I was having none of it. ‘I know you’re trying to book the studio for the Dysons,’ I insisted. ‘They aren’t coming in – not after last time, Sonny.’

‘What do you mean?’ he whined.

‘Your guitarist, Staz. After he’d spent the day sitting in a corner sniffing glue and urinating out of the upstairs window on to passing black men, he took a substantial dump, if you recall, on top of the toilet seat.’

‘Oh, yeah, sorry about that. He ain’t with us anymore.’
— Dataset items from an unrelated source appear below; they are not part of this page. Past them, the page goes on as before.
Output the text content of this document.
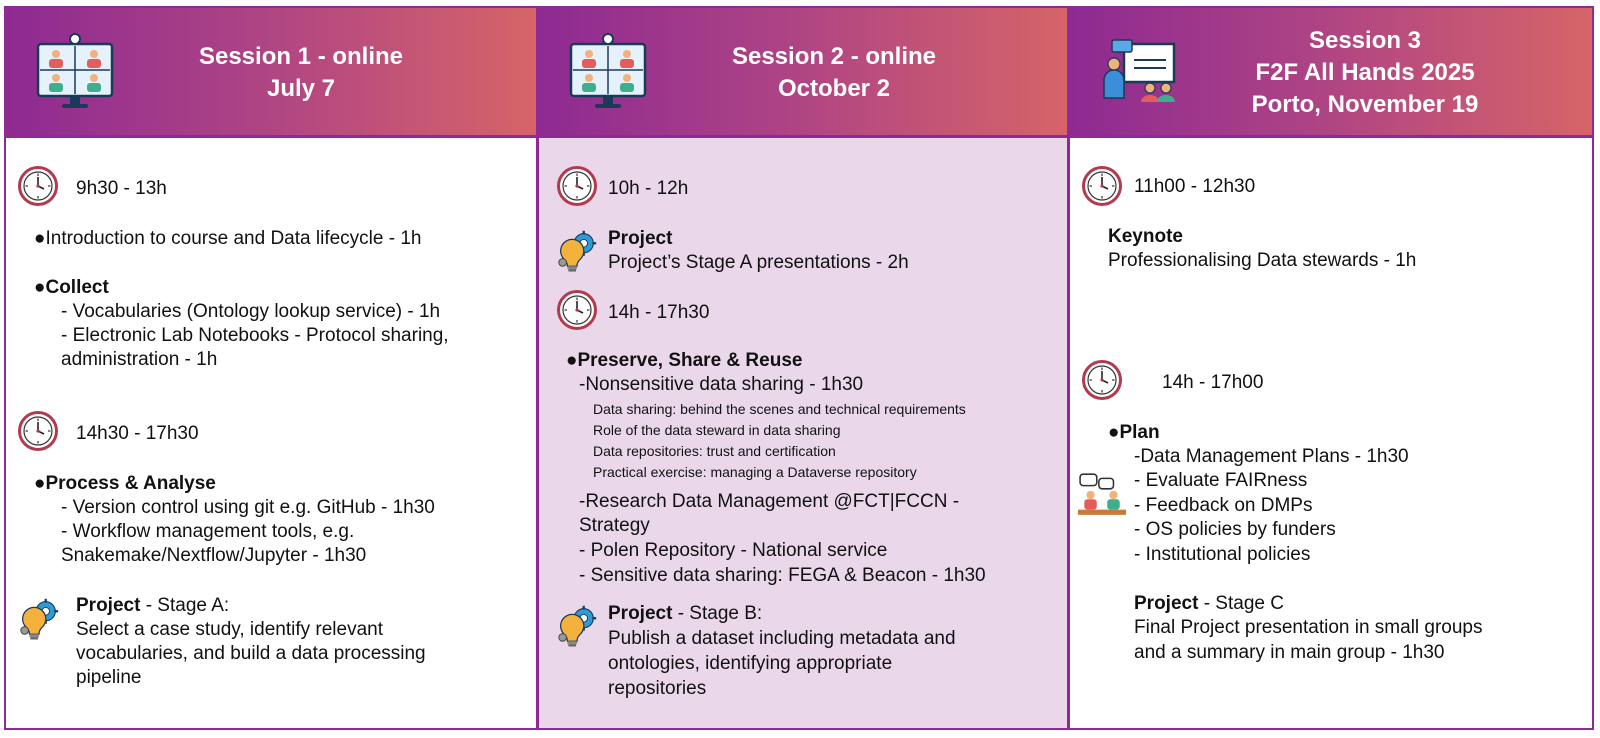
Session 1 - online
July 7
9h30 - 13h
●Introduction to course and Data lifecycle - 1h
●Collect
- Vocabularies (Ontology lookup service) - 1h
- Electronic Lab Notebooks - Protocol sharing,
administration - 1h
14h30 - 17h30
●Process & Analyse
- Version control using git e.g. GitHub - 1h30
- Workflow management tools, e.g.
Snakemake/Nextflow/Jupyter - 1h30
Project - Stage A:
Select a case study, identify relevant
vocabularies, and build a data processing
pipeline
Session 2 - online
October 2
10h - 12h
Project
Project’s Stage A presentations - 2h
14h - 17h30
●Preserve, Share & Reuse
-Nonsensitive data sharing - 1h30
Data sharing: behind the scenes and technical requirements
Role of the data steward in data sharing
Data repositories: trust and certification
Practical exercise: managing a Dataverse repository
-Research Data Management @FCT|FCCN -
Strategy
- Polen Repository - National service
- Sensitive data sharing: FEGA & Beacon - 1h30
Project - Stage B:
Publish a dataset including metadata and
ontologies, identifying appropriate
repositories
Session 3
F2F All Hands 2025
Porto, November 19
11h00 - 12h30
Keynote
Professionalising Data stewards - 1h
14h - 17h00
●Plan
-Data Management Plans - 1h30
- Evaluate FAIRness
- Feedback on DMPs
- OS policies by funders
- Institutional policies
Project - Stage C
Final Project presentation in small groups
and a summary in main group - 1h30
‘You still aren’t coming in.’

‘We’ll pay you in speed.’

‘You definitely aren’t going to be recording in this studio.’

‘But we’re jazz, man.’

‘You have no conception of jazz, Sonny. You only have one style of drumming: fast and loud.’

‘No listen,’ he said, ‘it’s easy. You just emphasise the fourth beat of every bar.’ He drummed on the table with his hands to demonstrate. His technique sounded fairly accurate but for some reason, the moment seemed weighed down, depressed.

‘Go away, Sonny,’ I said finally.

‘You’ve changed. You ain’t my friend no more,’ he said quietly. I detected real regret in his words. Opening the heavy door to the control-room, he turned and asked me: ‘Wanna buy some speed?’